Southeast’s aerial salmon surveys have seen cuts of just over $130,000 the past two years. To make up the difference, the state is using more test fisheries.

The program allows the state to hire a fisherman to catch fish and then split the profits with the state.

Test fisheries have been used in the past for a variety of fisheries to not only bring in revenue but to gain data on some of the fish in specific areas.

“This would be an additional test fishery,” Fair said. “The main purpose is to get revenue so we can manage the fishery.”

Paying for the aerial surveys by way of the fish may sound reasonable, but there is some baggage. It creates competition.

“That puts hardship on the fishermen because in a sense we’re taking those fish from the fishermen,” Fair said.

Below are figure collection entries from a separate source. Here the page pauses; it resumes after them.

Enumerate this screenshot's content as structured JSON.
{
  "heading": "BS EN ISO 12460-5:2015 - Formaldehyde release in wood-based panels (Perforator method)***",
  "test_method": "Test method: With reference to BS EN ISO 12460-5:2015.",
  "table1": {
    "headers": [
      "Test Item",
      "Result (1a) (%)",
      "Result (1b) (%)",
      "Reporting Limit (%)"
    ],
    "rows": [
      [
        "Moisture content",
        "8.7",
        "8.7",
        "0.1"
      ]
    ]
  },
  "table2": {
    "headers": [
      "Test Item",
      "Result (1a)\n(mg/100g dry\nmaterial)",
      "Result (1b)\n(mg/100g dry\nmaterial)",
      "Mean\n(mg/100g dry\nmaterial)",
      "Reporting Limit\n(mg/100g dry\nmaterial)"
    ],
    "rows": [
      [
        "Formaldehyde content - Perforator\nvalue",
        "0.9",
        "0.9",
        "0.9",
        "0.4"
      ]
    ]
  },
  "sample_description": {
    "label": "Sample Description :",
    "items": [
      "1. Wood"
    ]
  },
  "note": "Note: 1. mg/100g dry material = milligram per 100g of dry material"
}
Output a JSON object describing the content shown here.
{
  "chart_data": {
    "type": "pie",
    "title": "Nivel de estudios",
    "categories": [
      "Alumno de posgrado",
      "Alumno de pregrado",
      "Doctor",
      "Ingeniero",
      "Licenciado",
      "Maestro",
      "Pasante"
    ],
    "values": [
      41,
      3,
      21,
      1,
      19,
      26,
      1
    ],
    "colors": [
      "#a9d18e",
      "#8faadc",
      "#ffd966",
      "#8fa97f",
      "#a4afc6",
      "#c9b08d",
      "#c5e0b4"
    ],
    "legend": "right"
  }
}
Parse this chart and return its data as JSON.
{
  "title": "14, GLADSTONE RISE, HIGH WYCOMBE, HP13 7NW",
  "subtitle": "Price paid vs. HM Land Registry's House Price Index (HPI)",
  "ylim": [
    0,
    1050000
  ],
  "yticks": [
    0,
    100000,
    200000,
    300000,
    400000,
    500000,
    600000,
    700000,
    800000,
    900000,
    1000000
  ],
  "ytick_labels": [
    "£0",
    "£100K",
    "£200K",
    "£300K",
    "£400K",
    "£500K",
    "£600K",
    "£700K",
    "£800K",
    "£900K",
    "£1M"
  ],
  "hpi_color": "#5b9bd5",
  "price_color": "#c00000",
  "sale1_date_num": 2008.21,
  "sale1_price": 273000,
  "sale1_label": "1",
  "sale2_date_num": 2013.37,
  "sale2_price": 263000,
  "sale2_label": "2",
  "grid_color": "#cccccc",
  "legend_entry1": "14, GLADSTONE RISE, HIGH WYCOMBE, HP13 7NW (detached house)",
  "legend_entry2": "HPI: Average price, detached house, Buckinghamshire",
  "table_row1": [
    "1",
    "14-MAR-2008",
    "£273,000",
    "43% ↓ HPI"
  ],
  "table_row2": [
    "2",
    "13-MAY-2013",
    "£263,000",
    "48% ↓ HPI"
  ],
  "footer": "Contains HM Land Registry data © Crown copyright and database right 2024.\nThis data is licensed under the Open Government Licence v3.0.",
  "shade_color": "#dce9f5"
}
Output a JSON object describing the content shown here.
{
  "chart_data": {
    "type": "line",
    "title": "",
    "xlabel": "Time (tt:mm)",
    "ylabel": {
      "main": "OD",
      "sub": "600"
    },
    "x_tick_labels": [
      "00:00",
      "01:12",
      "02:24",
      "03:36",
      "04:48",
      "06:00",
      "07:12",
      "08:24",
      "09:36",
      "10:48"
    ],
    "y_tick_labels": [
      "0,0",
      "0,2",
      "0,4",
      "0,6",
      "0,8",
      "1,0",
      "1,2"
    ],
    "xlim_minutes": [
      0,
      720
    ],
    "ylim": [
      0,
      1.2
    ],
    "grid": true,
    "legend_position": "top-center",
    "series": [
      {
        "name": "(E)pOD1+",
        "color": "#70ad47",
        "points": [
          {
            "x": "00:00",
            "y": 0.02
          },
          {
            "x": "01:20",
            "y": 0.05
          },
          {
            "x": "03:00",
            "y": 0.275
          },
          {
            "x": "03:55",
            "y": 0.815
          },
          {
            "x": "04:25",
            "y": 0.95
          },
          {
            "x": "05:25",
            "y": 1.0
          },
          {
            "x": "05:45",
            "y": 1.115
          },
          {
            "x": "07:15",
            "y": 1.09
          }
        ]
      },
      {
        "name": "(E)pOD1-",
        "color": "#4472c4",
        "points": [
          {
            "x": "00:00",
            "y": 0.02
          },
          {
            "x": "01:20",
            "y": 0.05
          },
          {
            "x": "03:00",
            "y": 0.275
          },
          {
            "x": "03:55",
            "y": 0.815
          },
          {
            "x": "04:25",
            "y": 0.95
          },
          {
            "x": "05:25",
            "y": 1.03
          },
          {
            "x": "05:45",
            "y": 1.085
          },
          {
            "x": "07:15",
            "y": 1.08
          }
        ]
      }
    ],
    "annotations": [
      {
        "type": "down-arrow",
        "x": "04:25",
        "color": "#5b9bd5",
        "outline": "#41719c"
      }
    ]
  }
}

The same thing happened with a $50,000 cut to the state’s black cod assessment program.

The Legislature gave the department authority to get the money from test fishery sales. And while it might not be popular with some fishermen Fair said the alternative could mean less fishing.

“If we can’t go and fly aerial surveys for salmon, for example, and we’re not sure how many fish are really spawning in these rivers well then we want to be conservative so we’re going to probably not fish as much to make sure that we’re getting enough fish in these rivers for sustainable runs down the road and that just means that there’s less harvest opportunity for the fishermen.”

Overall, the cuts to commercial fisheries in Southeast the past two years haven’t been debilitating for Fish and Game.

But future cuts would be a concern, Fair said.

“Right now we’ve cut about as much as we can cut without having serious impacts on any fishery,” Fair said. “So any future cuts really dig into our ability to manage efficiently.”

So far the budget for fiscal year 2018 proposed by Gov. Bill Walker does not have many cuts for commercial fisheries in Southeast. It’s encouraging but it will be up to the Legislature to keep it that way, Fair said.